県が業務改善を命じた富士製薬工業の富山工場=富山市水橋辻ケ堂

 富山県は19日、富山市に製薬工場を持つ医薬品製造業、富士製薬工業(東京)に対し、国から承認された一部医薬品の品質試験を実施せず、品質管理が不適正だったとして、医薬品医療機器法に基づき、業務改善を命じる行政処分を発表した。県は法令順守の徹底や1カ月以内の改善計画提出を指示した。同社によると、違反行為の一部は1998年ごろから続いていた。

 富士製薬工業は富山市水橋辻ケ堂の富山工場を製造拠点とする。昨年1月に自主点検を始め、不妊治療薬の「卵胞成熟ホルモン剤 フォリルモン」の純度を調べる一部試験を実施していなかったことが分かった。

 社内調査を続ける中で、子宮内膜症などの治療薬「ナファレリン点鼻液」の品質試験が承認外の方法だったことが判明した。さらに、緊急避妊剤「レボノルゲストレル錠」の品質試験で、承認書と異なる器具を用いていたと確認した。

 同社は昨年から「フォリルモン」1626箱、「ナファレリン」6092箱、「レボノルゲストレル」3万5235箱の自主回収を行っている。いずれもジェネリック医薬品(後発薬)で品質には問題がなく、重篤な健康被害の恐れはないとしている。

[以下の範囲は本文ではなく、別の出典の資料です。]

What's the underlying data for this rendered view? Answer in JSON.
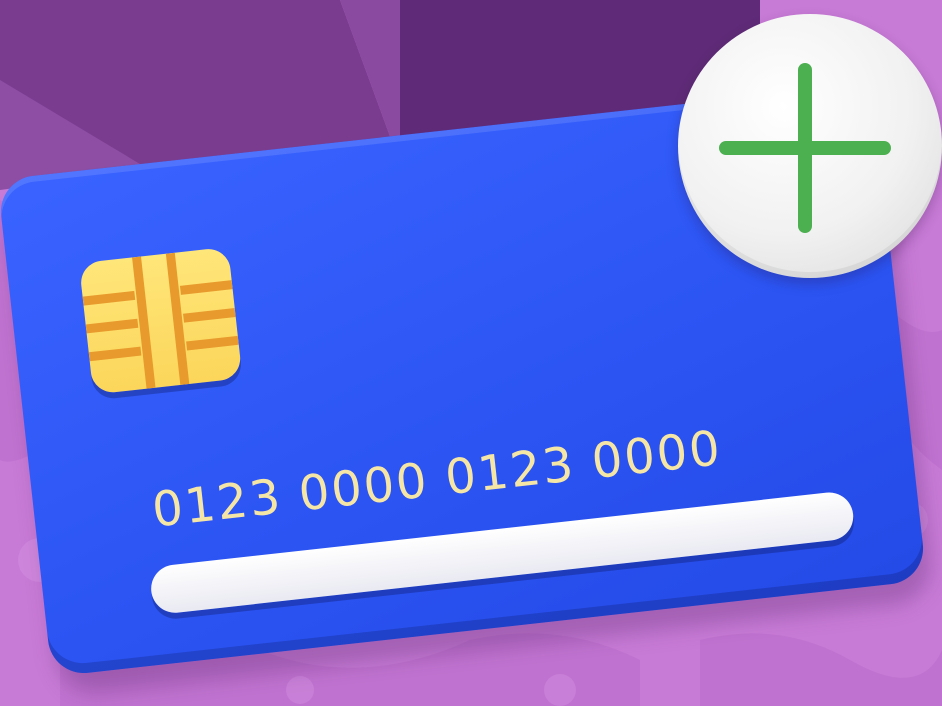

 県は昨年6月に同社から報告を受け、同月に工場の立ち入り調査を実施した。他の製造品目に問題がないか調査を指示し、12月27日に最終報告を受けた。

 県は昨年3月に後発薬製造大手の日医工(富山市)、9月に北日本製薬(上市町)に対する行政処分を発表し、ともに約1カ月の業務停止を命じた。

 今回、業務停止処分を見送った理由について、県くすり政策課の担当者は「違反内容や悪質性を考慮し、総合的に判断した」と説明した。

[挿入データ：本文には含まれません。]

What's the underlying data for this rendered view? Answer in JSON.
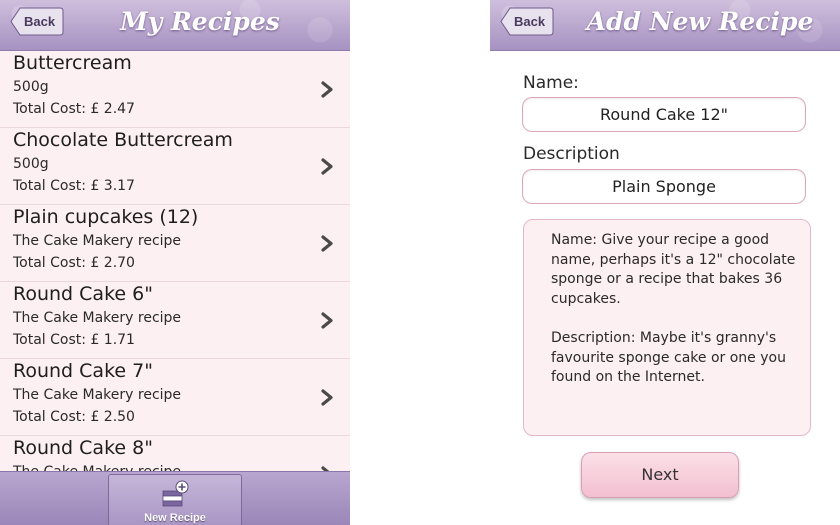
{
  "left": {
    "back_label": "Back",
    "title": "My Recipes",
    "recipes": [
      {
        "name": "Buttercream",
        "sub": "500g",
        "cost": "Total Cost: £ 2.47"
      },
      {
        "name": "Chocolate Buttercream",
        "sub": "500g",
        "cost": "Total Cost: £ 3.17"
      },
      {
        "name": "Plain cupcakes (12)",
        "sub": "The Cake Makery recipe",
        "cost": "Total Cost: £ 2.70"
      },
      {
        "name": "Round Cake 6\"",
        "sub": "The Cake Makery recipe",
        "cost": "Total Cost: £ 1.71"
      },
      {
        "name": "Round Cake 7\"",
        "sub": "The Cake Makery recipe",
        "cost": "Total Cost: £ 2.50"
      },
      {
        "name": "Round Cake 8\"",
        "sub": "The Cake Makery recipe",
        "cost": ""
      }
    ],
    "tab_label": "New Recipe",
    "tab_icon": "cake-plus-icon"
  },
  "right": {
    "back_label": "Back",
    "title": "Add New Recipe",
    "name_label": "Name:",
    "name_value": "Round Cake 12\"",
    "description_label": "Description",
    "description_value": "Plain Sponge",
    "help_name": "Name: Give your recipe a good name, perhaps it's a 12\" chocolate sponge or a recipe that bakes 36 cupcakes.",
    "help_description": "Description: Maybe it's granny's favourite sponge cake or one you found on the Internet.",
    "next_label": "Next"
  },
  "colors": {
    "navbar": "#a792c2",
    "list_background": "#fdf0f3",
    "row_divider": "#ead8de",
    "field_border": "#d9a9bb",
    "next_button": "#f3bfd0"
  }
}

 県によると、現場担当者は承認外の試験方法と認識していたが、試験は実施していたことから「品質には問題がない」と考えていたという。また、経営層は「自主点検で初めて分かった」と関与を否定している。

 業務改善命令では▽違反事項の原因の究明、改善▽製造・品質管理を適正に行える体制の構築▽役職員の法令順守徹底、体制整備などを求めた。

 富士製薬工業はホームページで岩井孝之社長名の「行政処分に関するお知らせ」を発表した。「業務改善命令を重く受け止め、患者、医療関係者らに多大な迷惑と心配を掛け、おわび申し上げる」としている。

 ★富士製薬工業 女性医療や急性期医療の薬剤などを製造する医薬品メーカー。1954(昭和29)年に富山市出身の今井精一氏が東京で旧富士薬品商会を創業。59年に富士製薬工業設立。73年に富山工場を新設し、製造拠点とした。グループ従業員数は1532人(昨年9月時点)、昨年9月期連結決算の売上高は339億9千万円。東証1部。